Pas plus que les droits de l’homme, la raison d’Etat ou les intérêts économiques ne peuvent-être invoqués car, de la destruction et de la partition de la Syrie en émirats confessionnels, la France n’en récoltera manifestement rien, si ce n’est les menées subversives et terroristes des islamistes sur son propre territoire. La France n’en tirera aucun bénéfice économique ou énergétique, à l’instar de l’Irak hier et de la Libye aujourd’hui, deux ex-Etats où le chaos régnant n’empêche pas les bonnes affaires avec les entreprises et compagnies pétrolières américaines et britanniques !
Pourquoi donc cette impétuosité à vouloir détruire une civilisation, et ce bellicisme frénétique contre un pays qu’une longue histoire autant que des intérêts stratégiques lient à la France ? La chute de Damas, n’entraînera t-elle pas ipso facto l’implosion du Liban, qui est si cher à la France, et la déstabilisation de la Jordanie, qui est si précieuse pour la sécurité d’Israël ? Un tel objectif de guerre lâche et par islamo-terroristes interposés, n’accélèrera t-il pas la métastase du cancer daechien dans toute la région et par-delà même l’Orient compliqué ? Ici même en France, où l’ennemi intérieur n’attend que le signe d’Allah pour étendre le califat de Daech aux territoires des "mécréants" ?

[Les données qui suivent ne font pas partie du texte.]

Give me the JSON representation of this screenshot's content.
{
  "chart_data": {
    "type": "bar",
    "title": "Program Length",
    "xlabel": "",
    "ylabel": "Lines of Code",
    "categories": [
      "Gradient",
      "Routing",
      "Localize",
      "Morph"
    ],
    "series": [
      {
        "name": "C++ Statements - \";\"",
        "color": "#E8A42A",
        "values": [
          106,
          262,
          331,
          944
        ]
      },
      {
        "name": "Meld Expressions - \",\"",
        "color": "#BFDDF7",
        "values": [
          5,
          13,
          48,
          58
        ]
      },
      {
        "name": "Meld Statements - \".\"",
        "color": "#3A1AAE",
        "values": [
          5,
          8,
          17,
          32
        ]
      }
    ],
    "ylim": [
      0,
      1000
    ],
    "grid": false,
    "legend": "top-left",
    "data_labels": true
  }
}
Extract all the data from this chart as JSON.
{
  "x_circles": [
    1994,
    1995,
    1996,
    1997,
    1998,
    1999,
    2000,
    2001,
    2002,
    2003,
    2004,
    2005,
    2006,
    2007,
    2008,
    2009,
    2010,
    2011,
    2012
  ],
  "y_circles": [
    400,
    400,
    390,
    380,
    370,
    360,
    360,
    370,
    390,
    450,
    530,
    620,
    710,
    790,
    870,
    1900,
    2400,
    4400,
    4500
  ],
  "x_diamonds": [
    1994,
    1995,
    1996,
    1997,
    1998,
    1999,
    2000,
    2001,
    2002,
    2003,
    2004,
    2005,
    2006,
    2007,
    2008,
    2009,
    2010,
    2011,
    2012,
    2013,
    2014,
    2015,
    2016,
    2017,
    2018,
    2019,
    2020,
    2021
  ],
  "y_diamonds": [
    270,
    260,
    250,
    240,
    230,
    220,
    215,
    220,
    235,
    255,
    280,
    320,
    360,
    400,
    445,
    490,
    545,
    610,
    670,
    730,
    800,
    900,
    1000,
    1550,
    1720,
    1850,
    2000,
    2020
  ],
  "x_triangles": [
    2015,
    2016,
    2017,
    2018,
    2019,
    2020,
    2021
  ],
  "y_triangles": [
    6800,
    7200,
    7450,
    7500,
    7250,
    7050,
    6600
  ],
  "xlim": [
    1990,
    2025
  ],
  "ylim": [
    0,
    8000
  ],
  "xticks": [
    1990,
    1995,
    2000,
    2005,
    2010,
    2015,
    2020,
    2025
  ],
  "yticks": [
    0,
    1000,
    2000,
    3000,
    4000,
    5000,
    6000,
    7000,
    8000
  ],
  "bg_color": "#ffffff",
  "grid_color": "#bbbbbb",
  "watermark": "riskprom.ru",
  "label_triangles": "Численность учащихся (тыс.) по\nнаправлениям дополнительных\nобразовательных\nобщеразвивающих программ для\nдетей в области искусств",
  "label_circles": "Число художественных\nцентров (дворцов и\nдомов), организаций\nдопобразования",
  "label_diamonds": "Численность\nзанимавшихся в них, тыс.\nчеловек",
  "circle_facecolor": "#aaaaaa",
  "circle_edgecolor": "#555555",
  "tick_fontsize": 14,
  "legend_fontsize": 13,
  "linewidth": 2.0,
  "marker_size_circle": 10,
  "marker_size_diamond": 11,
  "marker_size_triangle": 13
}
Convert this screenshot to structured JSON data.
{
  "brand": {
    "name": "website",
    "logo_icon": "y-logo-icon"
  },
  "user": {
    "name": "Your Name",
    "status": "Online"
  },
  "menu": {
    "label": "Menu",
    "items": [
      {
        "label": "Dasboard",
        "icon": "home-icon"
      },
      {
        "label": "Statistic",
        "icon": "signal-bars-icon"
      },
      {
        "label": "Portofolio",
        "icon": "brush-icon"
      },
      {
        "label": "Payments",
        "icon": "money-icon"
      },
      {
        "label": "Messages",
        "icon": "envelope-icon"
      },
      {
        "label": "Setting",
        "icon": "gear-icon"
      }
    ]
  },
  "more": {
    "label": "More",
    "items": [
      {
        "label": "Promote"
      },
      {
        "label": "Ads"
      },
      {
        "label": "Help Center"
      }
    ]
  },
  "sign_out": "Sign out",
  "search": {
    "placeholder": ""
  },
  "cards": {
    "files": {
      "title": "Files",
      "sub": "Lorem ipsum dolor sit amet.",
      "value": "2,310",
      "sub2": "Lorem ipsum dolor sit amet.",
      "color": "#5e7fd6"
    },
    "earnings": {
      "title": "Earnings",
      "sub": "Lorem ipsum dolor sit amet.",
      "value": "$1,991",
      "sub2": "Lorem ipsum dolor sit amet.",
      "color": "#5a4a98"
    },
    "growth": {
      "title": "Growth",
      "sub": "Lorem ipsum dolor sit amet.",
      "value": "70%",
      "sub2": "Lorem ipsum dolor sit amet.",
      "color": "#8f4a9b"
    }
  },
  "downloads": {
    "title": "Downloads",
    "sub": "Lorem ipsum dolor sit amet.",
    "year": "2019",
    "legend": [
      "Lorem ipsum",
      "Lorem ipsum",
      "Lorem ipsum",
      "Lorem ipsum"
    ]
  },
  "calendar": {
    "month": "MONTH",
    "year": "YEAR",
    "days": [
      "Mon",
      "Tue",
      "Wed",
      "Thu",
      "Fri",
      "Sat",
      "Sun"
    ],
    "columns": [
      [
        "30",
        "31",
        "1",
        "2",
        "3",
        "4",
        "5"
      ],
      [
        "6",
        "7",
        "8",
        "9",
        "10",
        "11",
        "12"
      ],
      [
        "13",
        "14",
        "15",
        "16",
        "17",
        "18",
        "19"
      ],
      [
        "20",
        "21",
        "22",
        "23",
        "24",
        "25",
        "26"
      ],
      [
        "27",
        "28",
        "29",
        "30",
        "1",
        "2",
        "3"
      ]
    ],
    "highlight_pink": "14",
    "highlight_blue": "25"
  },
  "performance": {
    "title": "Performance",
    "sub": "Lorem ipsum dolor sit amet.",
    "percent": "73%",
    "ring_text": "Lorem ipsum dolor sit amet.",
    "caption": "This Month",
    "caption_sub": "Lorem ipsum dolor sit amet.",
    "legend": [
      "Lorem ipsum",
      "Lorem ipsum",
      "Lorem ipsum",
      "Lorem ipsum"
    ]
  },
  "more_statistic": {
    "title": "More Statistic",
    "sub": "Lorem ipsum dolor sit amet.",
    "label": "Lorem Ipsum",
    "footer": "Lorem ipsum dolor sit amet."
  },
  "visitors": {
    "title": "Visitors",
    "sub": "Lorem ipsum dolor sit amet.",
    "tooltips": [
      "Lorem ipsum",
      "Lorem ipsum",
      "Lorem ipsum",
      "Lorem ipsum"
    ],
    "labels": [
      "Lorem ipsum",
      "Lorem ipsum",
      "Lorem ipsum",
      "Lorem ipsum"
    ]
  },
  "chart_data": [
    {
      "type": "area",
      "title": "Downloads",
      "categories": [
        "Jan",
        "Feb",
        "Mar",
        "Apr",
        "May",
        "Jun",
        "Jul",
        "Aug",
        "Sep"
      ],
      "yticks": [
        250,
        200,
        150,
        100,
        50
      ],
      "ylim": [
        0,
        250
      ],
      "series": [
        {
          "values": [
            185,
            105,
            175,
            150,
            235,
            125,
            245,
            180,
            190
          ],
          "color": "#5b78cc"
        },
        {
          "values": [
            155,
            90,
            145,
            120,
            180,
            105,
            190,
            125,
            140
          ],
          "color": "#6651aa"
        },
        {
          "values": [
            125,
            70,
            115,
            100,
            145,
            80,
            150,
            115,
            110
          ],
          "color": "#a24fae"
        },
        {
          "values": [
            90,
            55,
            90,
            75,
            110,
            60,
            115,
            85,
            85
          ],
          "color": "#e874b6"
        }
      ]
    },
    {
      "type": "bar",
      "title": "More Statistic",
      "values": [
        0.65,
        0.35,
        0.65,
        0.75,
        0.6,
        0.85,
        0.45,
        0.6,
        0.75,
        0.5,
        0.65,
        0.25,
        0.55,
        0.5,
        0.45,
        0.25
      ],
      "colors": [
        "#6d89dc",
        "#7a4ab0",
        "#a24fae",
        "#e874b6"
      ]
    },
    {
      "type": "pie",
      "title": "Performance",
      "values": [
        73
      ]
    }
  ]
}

Rien ne peut justifier un tel aveuglement. Ni l’idéal démocratique auquel aspire effectivement le peuple syrien. Ni la question des droits de l’homme que le monde libre a certainement le devoir moral de défendre partout où ses droits sont malmenés, y compris dans le cas des Palestiniens. Ni le contrat à durée indéterminée entre l’émirat du Qatar et la République française. Ni même les supposées attaques chimiques syriennes, qui sont à la diplomatie française ce que les armes de destruction massive furent à la propagande anglo-américaine, une désinformation que l’honnête Colin Powell a profondément regretté dans ses Mémoires. Monsieur Fabius, ne soyez donc pas à la Syrie ce que Colin Powell fut pour l’Irak.
Mezri Haddad est ancien diplomate et philosophe.